I was hoping to begin this review with a celebration of Helen Mirren's Oscar winning performance as Countess Sofya Tolstaya in 'The Last Station'. The Hollywood machine being what it is, I can't even give you the consolation that Carey Mulligan picked up the award for her charming lead in 'An Education'. Instead, the Hollywood Machine gave us Sandra Bullock who has appeared in forty odd movies, none of which I've seen, and I catch a film most weeks, sometimes two. Make of that what you will.
Instead, I'll start by telling you that Helen Mirren was born Ilyena Vasilievna Mironov, the granddaughter of a Russian tsarist nobleman. So for those of you who consider the Dame quintessentially English, think again - blue vodka runs through her veins.
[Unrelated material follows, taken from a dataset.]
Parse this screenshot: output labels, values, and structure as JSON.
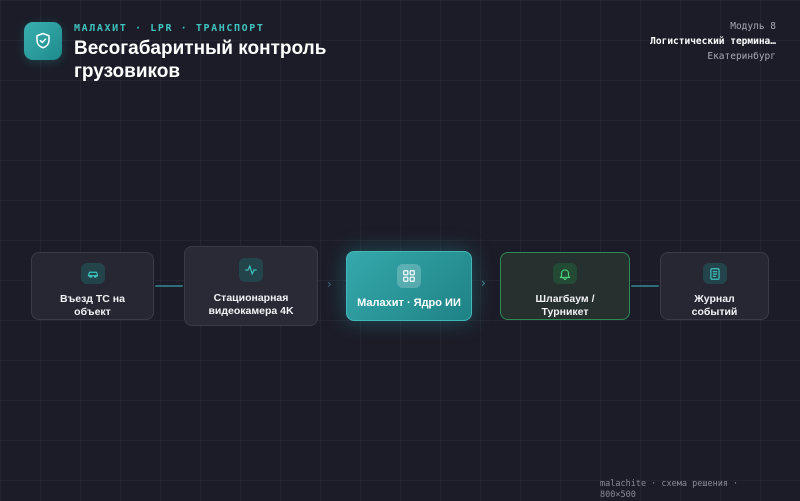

Her father changed his name to Basil and was a cab driver, driving test examiner and civil servant in the Ministry of Transport and her mother was the thirteenth daughter of a West Ham butcher, so her cockney credentials are also strong.
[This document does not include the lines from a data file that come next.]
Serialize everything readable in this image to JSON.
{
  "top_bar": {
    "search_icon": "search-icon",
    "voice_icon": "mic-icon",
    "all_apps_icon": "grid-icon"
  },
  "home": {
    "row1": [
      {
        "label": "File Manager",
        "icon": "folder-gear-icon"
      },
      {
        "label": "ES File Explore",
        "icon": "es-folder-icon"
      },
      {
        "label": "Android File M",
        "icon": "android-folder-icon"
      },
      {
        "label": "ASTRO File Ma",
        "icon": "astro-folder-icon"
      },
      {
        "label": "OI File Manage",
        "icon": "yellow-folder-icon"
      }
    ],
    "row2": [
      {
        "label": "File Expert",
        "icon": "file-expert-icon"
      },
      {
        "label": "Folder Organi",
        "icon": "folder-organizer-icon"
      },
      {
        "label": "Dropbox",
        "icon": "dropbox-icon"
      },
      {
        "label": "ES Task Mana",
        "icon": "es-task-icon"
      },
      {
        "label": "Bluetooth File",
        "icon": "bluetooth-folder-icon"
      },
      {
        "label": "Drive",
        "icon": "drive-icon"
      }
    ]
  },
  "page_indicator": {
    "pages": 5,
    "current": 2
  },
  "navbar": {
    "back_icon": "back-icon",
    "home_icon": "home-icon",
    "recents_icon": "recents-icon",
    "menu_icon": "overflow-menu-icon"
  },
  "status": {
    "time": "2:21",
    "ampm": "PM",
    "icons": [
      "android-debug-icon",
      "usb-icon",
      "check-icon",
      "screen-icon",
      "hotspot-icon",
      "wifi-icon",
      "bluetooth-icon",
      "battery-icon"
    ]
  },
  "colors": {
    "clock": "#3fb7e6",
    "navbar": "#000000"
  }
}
As is her performance in this depiction of Leo Tolstoy's last year, told through the eyes of his male secretary played by James McAvoy who made 'The Last King of Scotland' but despite screen time, is peripheral here when up against Mirren, whose performance is operatic in scope and emotion - and Christopher Plummer - 90% Lear, 10% Fool as Tolstoy himself. Next to the grand passion of these two old timers, the love of the young is an occasional distraction.
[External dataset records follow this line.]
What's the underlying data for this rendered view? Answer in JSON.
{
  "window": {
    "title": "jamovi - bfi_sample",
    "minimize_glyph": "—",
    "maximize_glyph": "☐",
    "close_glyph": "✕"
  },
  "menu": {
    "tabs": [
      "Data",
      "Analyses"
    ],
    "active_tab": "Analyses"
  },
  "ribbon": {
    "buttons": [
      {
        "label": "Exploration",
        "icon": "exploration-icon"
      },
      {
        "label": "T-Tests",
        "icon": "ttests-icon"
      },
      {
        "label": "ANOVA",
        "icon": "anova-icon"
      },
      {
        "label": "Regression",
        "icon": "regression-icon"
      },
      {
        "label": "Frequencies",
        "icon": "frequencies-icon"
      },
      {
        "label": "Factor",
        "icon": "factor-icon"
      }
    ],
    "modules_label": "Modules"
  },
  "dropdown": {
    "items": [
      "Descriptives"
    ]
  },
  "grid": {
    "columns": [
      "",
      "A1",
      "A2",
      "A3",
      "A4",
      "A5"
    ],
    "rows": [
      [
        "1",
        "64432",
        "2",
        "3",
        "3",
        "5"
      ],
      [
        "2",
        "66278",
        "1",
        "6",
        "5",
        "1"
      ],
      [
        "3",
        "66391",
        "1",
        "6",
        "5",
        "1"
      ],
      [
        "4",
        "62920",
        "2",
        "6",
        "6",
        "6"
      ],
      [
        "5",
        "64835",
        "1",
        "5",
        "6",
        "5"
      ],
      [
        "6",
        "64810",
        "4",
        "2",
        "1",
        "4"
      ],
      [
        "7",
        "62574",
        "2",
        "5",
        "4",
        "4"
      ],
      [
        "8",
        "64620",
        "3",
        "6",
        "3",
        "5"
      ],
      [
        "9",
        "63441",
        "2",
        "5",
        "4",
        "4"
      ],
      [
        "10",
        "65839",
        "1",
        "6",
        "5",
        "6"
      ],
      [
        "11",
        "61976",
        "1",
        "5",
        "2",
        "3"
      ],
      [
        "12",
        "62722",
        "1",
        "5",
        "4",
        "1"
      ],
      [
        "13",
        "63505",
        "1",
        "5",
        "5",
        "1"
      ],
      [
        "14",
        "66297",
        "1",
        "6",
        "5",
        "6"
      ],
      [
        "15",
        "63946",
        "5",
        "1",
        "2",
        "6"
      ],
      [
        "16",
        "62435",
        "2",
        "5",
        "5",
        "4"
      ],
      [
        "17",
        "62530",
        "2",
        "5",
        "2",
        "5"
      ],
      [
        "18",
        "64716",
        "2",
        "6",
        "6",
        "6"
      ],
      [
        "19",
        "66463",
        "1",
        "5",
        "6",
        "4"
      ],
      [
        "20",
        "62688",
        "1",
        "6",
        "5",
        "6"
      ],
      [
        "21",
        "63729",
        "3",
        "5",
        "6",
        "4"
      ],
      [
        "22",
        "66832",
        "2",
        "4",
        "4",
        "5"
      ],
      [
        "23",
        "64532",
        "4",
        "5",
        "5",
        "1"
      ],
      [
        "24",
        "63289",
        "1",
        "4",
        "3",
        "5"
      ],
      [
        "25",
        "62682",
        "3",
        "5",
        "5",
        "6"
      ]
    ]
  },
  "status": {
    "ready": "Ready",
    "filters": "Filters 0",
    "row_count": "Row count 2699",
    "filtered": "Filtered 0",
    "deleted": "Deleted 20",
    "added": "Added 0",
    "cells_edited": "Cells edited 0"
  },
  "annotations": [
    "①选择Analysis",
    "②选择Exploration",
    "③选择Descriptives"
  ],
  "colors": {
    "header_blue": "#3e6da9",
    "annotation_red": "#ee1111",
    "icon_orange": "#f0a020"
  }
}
The birch woods and long grass of a Russian summer make a fine setting for the drama whose three acts focus on a Tolstoyan commune, the family estate and the station where he dies on the way from there to who knows where, escaping his wife and the conflict at the heart of the movie - the obligations of family, property and marriage against those of community, principle and fraternity. Tolstoy wants to leave the royalties from his books to his anarchist, christian, pacifist, communitarian movement. His wife wants it for herself and family, to keep them in the lifestyle to which she's like to become accustomed, and given she hand wrote 'War and Peace' six times and bore the old goat thirteen children, you might say she deserved a say in the matter.
Stay for the credits to catch snippets of Tolstoy himself filmed in 1910 and think for a few moments on what a long hundred years it's been, for since we've had two world wars, the rise and fall of Soviet communism, and the slow decline of the novel since it reached its height around the turn of the century.